At any rate, I thanked him and acknowledged that what I’d said previously amounted to a rant, then redoubled:

There is a certain amount of deliberate overstatement in saying that there’s never been much Christianity in America. But it’s fair to say, at the same time, that this just follows a pretty strict reading of the apostolic word, with its great burdens of apocalypse and renunciation. Those of us who’ve really believed in an American ideal in one fashion or another, ‘left’ and ‘right’ alike, generally abhor such a strict reading — in part because of the immoderate life choices and susceptibility to plain heresy of people who tend the other way, sometimes on especially wild display in American fringe (and not-quite-fringe!) religious experiment — but it’s doubtful the debate’s in our favor in the end.

It isn’t American national crimes, the slave system prominent but only a contender for the worst among them, that I’m narrowly about there. Idolatry is to erect a savior and source of life rival to God. Sober assessment of what began and what’s evolved as our characteristic religious culture can conclude, and among outsiders has concluded, often enough, that Christianity in this country serves normatively as a mask set on our true, essential faith in salvation to be found in American order and national destiny itself. These days, I’m leaning toward the much soberer, less forgiving view of ourselves among history’s appropriators of Christian name. That’s all I’m saying.

From that angle, of course, the monuments to Confederates are really little more offensive to Christian sensibility than the monuments to Founders. And then, too, tearing them down is by no means the only thoroughgoingly Christian way to expose the idol behind them. But it would be a pretty compelling way, I’m inclined to think, looked at through the lens of all 2,000 years of history from Christ’s coming.

A little later I added a follow-up, recalling in form my original comment.

If we were Christians, we’d mock any monument to a great man. We’d only have time for monuments to people no one had ever heard of, the meanest — to a guy who broke some persistent addiction late in life, say, or a woman who landed in prison for some idiot white-collar crime and discovered a side of humanity previously unknown to her in friendship with a cellmate.

It’s several days since I left these. They’ve had no reply, and this time, I assume, none is coming. That’s okay; I don’t know how much good there is in extending this kind of exchange — a doubt to which I’m led by a certain amount of experience with extending this kind of exchange.
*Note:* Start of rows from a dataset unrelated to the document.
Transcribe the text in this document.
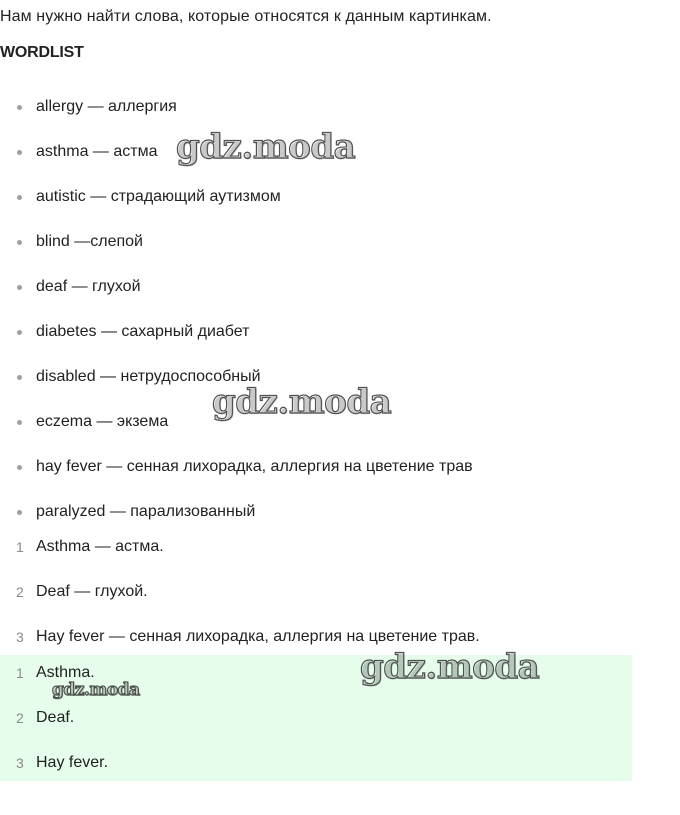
Нам нужно найти слова, которые относятся к данным картинкам.
WORDLIST
allergy — аллергия
asthma — астма
autistic — страдающий аутизмом
blind —слепой
deaf — глухой
diabetes — сахарный диабет
disabled — нетрудоспособный
eczema — экзема
hay fever — сенная лихорадка, аллергия на цветение трав
paralyzed — парализованный
1 Asthma — астма.
2 Deaf — глухой.
3 Hay fever — сенная лихорадка, аллергия на цветение трав.
1 Asthma.
2 Deaf.
3 Hay fever.
gdz.moda
gdz.moda
gdz.moda
gdz.moda
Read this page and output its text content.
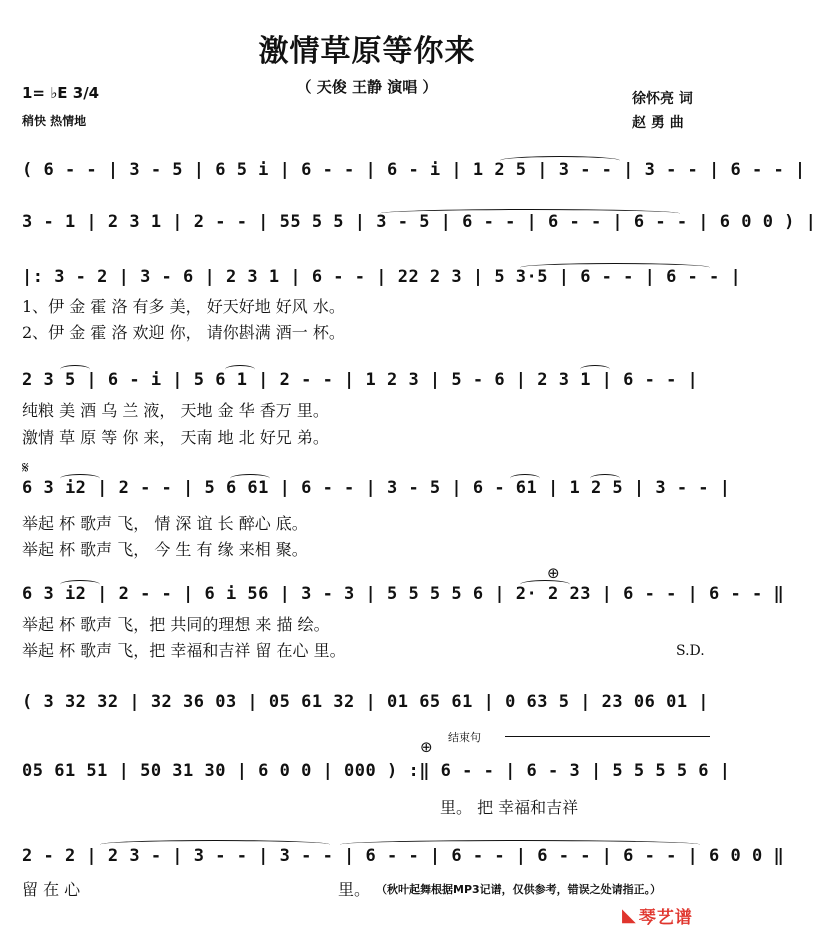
激情草原等你来
（ 天俊 王静 演唱 ）
1= ♭E 3/4
稍快 热情地
徐怀亮 词
赵 勇 曲
( 6 - - | 3 - 5 | 6 5 i | 6 - - | 6 - i | 1 2 5 | 3 - - | 3 - - | 6 - - |
3 - 1 | 2 3 1 | 2 - - | 55 5 5 | 3 - 5 | 6 - - | 6 - - | 6 - - | 6 0 0 ) |
|: 3 - 2 | 3 - 6 | 2 3 1 | 6 - - | 22 2 3 | 5 3·5 | 6 - - | 6 - - |
1、伊 金 霍 洛 有多 美， 好天好地 好风 水。
2、伊 金 霍 洛 欢迎 你， 请你斟满 酒一 杯。
2 3 5 | 6 - i | 5 6 1 | 2 - - | 1 2 3 | 5 - 6 | 2 3 1 | 6 - - |
纯粮 美 酒 乌 兰 液， 天地 金 华 香万 里。
激情 草 原 等 你 来， 天南 地 北 好兄 弟。
𝄋
6 3 i2 | 2 - - | 5 6 61 | 6 - - | 3 - 5 | 6 - 61 | 1 2 5 | 3 - - |
举起 杯 歌声 飞， 情 深 谊 长 醉心 底。
举起 杯 歌声 飞， 今 生 有 缘 来相 聚。
⊕
6 3 i2 | 2 - - | 6 i 56 | 3 - 3 | 5 5 5 5 6 | 2· 2 23 | 6 - - | 6 - - ‖
举起 杯 歌声 飞，把 共同的理想 来 描 绘。
举起 杯 歌声 飞，把 幸福和吉祥 留 在心 里。	S.D.
( 3 32 32 | 32 36 03 | 05 61 32 | 01 65 61 | 0 63 5 | 23 06 01 |
结束句
⊕
05 61 51 | 50 31 30 | 6 0 0 | 000 ) :‖ 6 - - | 6 - 3 | 5 5 5 5 6 |
里。 把 幸福和吉祥
2 - 2 | 2 3 - | 3 - - | 3 - - | 6 - - | 6 - - | 6 - - | 6 - - | 6 0 0 ‖
留 在 心	里。 （秋叶起舞根据MP3记谱，仅供参考，错误之处请指正。）
◣ 琴艺谱
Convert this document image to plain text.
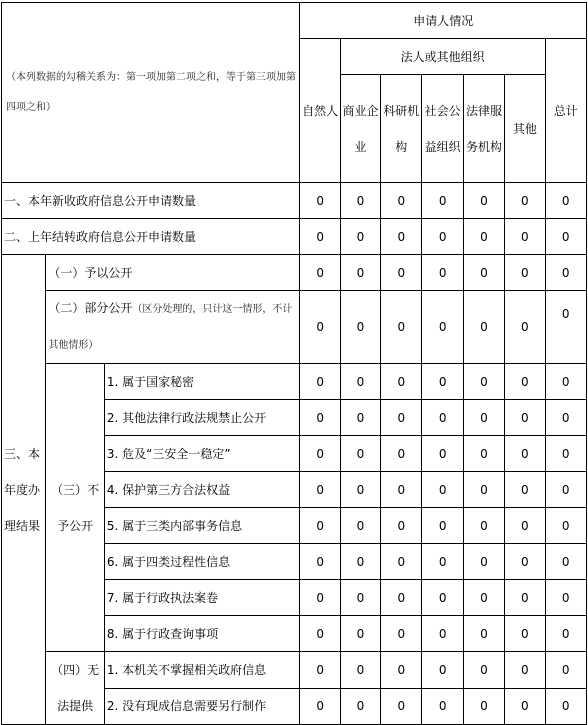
（本列数据的勾稽关系为：第一项加第二项之和，等于第三项加第四项之和）			申请人情况						
			自然人	法人或其他组织					总计
				商业企业	科研机构	社会公益组织	法律服务机构	其他	
一、本年新收政府信息公开申请数量			0	0	0	0	0	0	0
二、上年结转政府信息公开申请数量			0	0	0	0	0	0	0
三、本年度办理结果	（一）予以公开		0	0	0	0	0	0	0
	（二）部分公开（区分处理的，只计这一情形，不计其他情形）		0	0	0	0	0	0	0
	（三）不予公开	1. 属于国家秘密	0	0	0	0	0	0	0
		2. 其他法律行政法规禁止公开	0	0	0	0	0	0	0
		3. 危及“三安全一稳定”	0	0	0	0	0	0	0
		4. 保护第三方合法权益	0	0	0	0	0	0	0
		5. 属于三类内部事务信息	0	0	0	0	0	0	0
		6. 属于四类过程性信息	0	0	0	0	0	0	0
		7. 属于行政执法案卷	0	0	0	0	0	0	0
		8. 属于行政查询事项	0	0	0	0	0	0	0
	（四）无法提供	1. 本机关不掌握相关政府信息	0	0	0	0	0	0	0
		2. 没有现成信息需要另行制作	0	0	0	0	0	0	0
I’m after several things in the comments, I think. One is to resist the idea, common to a lot of public chatter in the wake of last weekend’s events in Charlottesville, especially around the question of disposition of the country’s many Confederate memorials, that what’s at issue in America today is a national divide that could or should have begun to be resolved with the war fought a century and a half ago. That enormously popular idea, for which Abraham Lincoln (his monument the greatest of all, of course) stands as icon in our dominant story of the country’s place in world civilizational history, takes various expressions and belongs as much to those who want to uphold Southern nobility mythology as to those who want to suppress it. Hard to say how well I’ve thought through my resistance to the national divide story line, but I am hopeful in any event of grasping it more fully, in time, without falling into an easy sort of leftism.

Another thing I’m after, more important to me, is to say simply that Christian faith is distinguished from the beginning by the faculty for seeing through all sorts of societal and civilizational appearance of human greatness. This isn’t implicitly an impulse of destruction toward monuments, statuary or other — a point that my comments cloud at first and then attempt to clear up. But it is my own attraction to these monuments, the memorials to the Confederacy and also all those that the moral tide of the moment mostly isn’t against, with that of people (like this Texas friend) among whom mine was formed, that immediately presents itself in the week’s little swell of public controversy as obscuring to the Christian light that so many of us Americans have imagined we stand for revealing.